Unterteilt in vier Gruppen mit je drei Varianten, stehen insgesamt zwölf Klassen zur Auswahl. Die gewählte Rasse schränkt dabei die zur Verfügung stehenden Klassen ein. So stehen Magier beispielsweise nur den Stygiern zur Wahl. Aquilonier und Cimmerier sind die beiden anderen Völker, aus denen Sie Ihre Heldenfigur basteln.

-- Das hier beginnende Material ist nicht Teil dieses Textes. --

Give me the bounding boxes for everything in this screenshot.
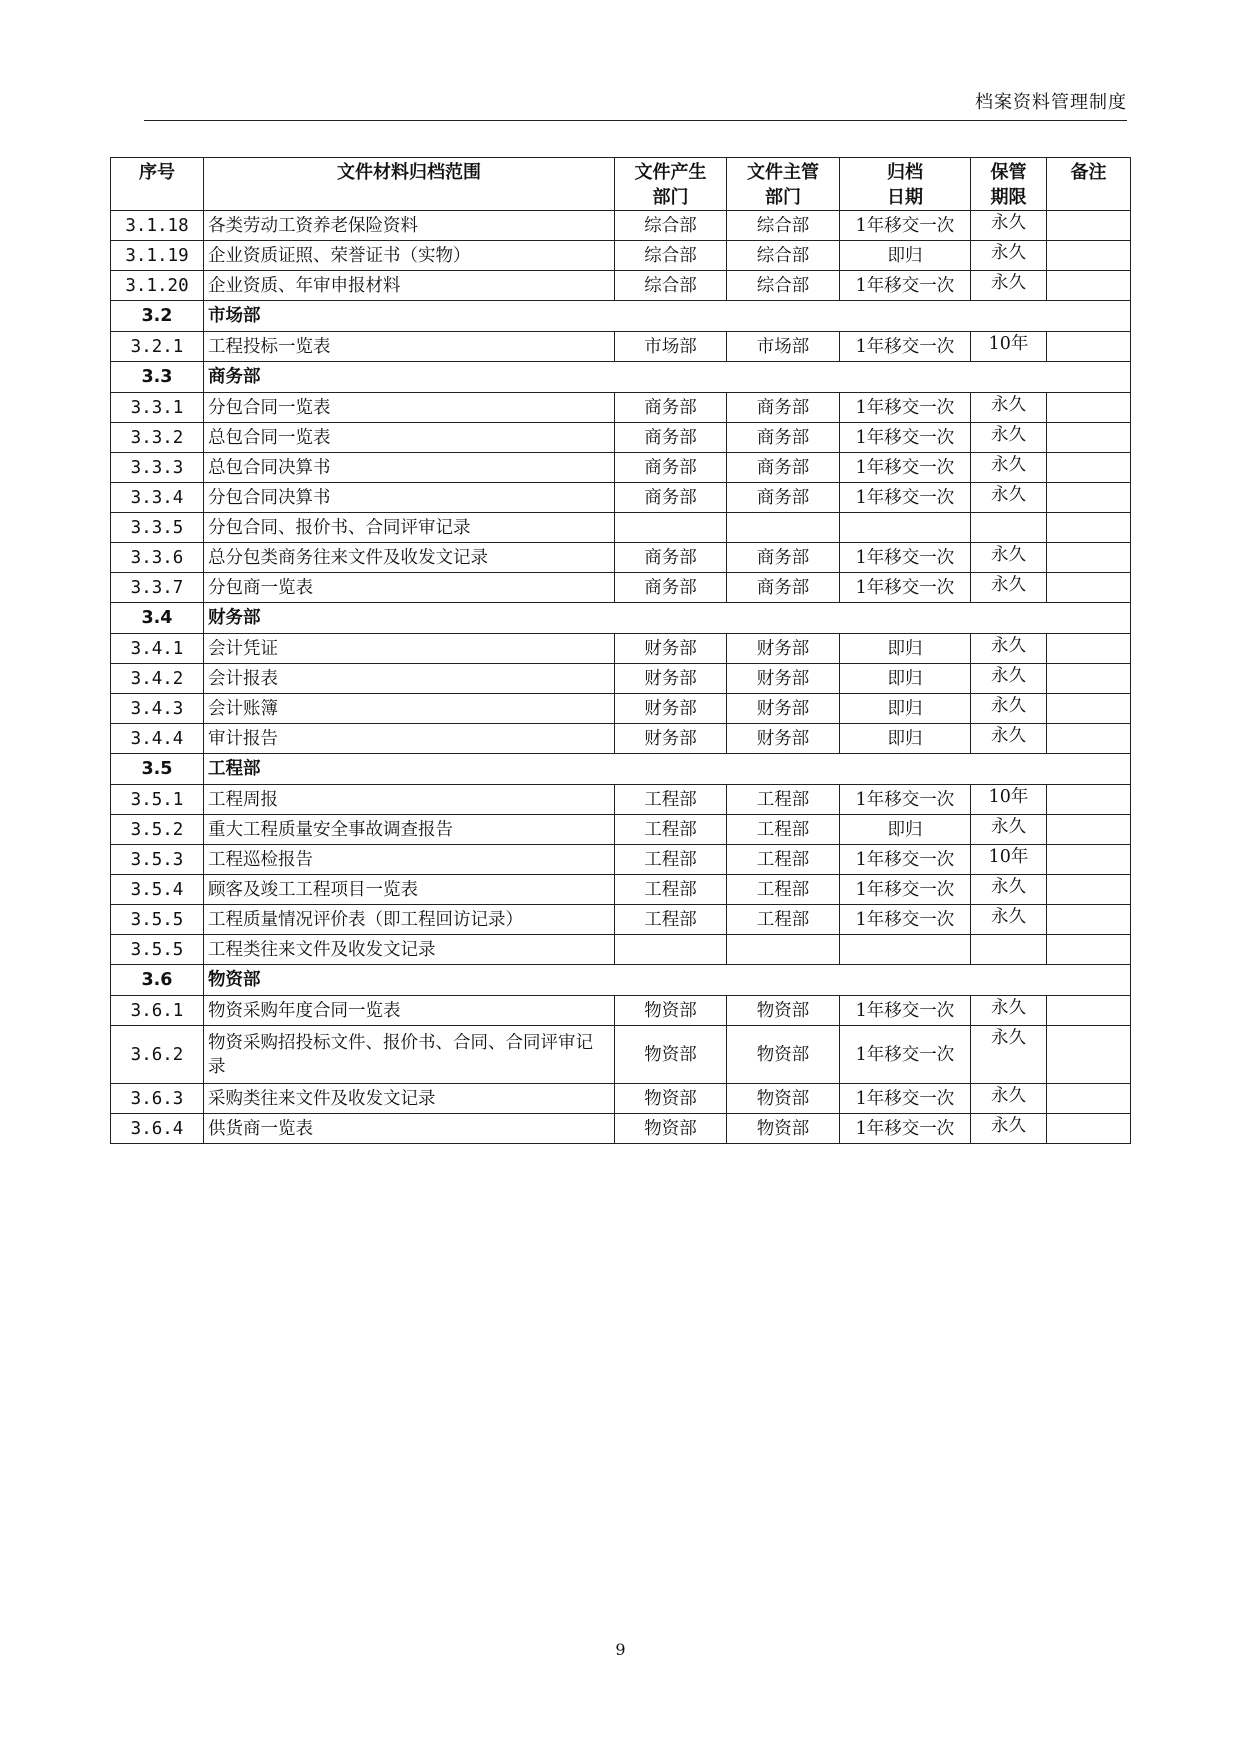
cell-number: 3.6.2 [111,1026,204,1084]
cell-manager-dept: 物资部 [727,1114,840,1144]
cell-manager-dept: 商务部 [727,543,840,573]
cell-number: 3.3.1 [111,393,204,423]
cell-producer-dept: 商务部 [615,393,727,423]
cell-retention: 10年 [971,845,1047,875]
cell-archive-date [840,513,971,543]
cell-retention: 永久 [971,543,1047,573]
cell-item: 审计报告 [204,724,615,754]
page-number: 9 [615,1640,626,1659]
cell-note [1047,694,1131,724]
cell-producer-dept: 商务部 [615,573,727,603]
table-row [111,664,1131,694]
cell-retention: 永久 [971,483,1047,513]
col-header-producer: 文件产生 部门 [615,158,727,211]
cell-item: 分包商一览表 [204,573,615,603]
table-row [111,241,1131,271]
cell-note [1047,815,1131,845]
cell-manager-dept [727,935,840,965]
cell-archive-date: 即归 [840,694,971,724]
cell-note [1047,785,1131,815]
cell-archive-date: 1年移交一次 [840,1114,971,1144]
cell-manager-dept: 工程部 [727,905,840,935]
cell-producer-dept [615,513,727,543]
cell-number: 3.4.4 [111,724,204,754]
cell-producer-dept: 综合部 [615,211,727,241]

Bei der Charaktererschaffung toben sich Rollenspieler an den vielen Schiebereglern und Optionen für die Optik Ihres Charakters aus. Tätowierungen, Narben, sogar gebrochene Nasen sind einstellbar. Ihre Figur erschaffen Sie übrigens an Bord einer Sklavengaleere, was Erinnerungen an den Spielstart von The Elder Scrolls 3: Morrowind weckt.
Für solche Gegner wie diesen Dämon brauchen Sie natürlich eine schlagkräftige Spielergruppe.
Die ersten 20 Levelstufen verbringen Sie auf der großen Insel Tortage. Der Startpunkt ist dabei für alle Spieler gleich. Egal ob Sie als Eroberer (Aquilonier), Wächter (Cimmerier) oder Nekromant (Stygier) starten, unterschiedliche Startgebiete sind im Spiel nicht vorgesehen. Wir wollten von den Entwicklern wissen, wie sich das wohl auf den Spielstart auswirkt, wenn Hunderte von Spielern zur gleichen Zeit den gleichen Quests hinterherjagen. "Andere Online-Rollenspiele", so Erling Ellingsen, "setzen dich zu Beginn in verschiedenen Startregionen ab, aber die Aufgaben sind irgendwie alle gleich: Erledige einen Hasen oder hau einen Goblin um."
Auf Tortage verläuft der Einstieg jedoch anders: Sobald Sie die Piratenstadt betreten, bietet Age of Conan für jede der vier Grundklassen eine individuelle Story, die Sie als Einzelspieler bestreiten. Sobald Sie sich für eine solche Solomission entscheiden, schalten Sie dazu in der örtlichen Taverne per Dialog mit einem NPC in den entsprechenden Modus um und erleben ab dann die Insel als Privatinstanz. "Macht das Spaß?", fragen Sie sich vielleicht. Definitiv ja, denn hier zeigt sich, dass Funcom Geschichten zu erzählen weiß. Es macht Freude, die hervorragend gesprochenen, englischen Multiple-Choice-Dialoge zu verfolgen, die sich im Verlauf der abwechslungsreichen Questreihe ergeben. Garniert mit dem opulenten Soundtrack des Komponisten Knut Avenstroup Haugen entfaltet sich dabei ein spannendes Rollenspielerlebnis.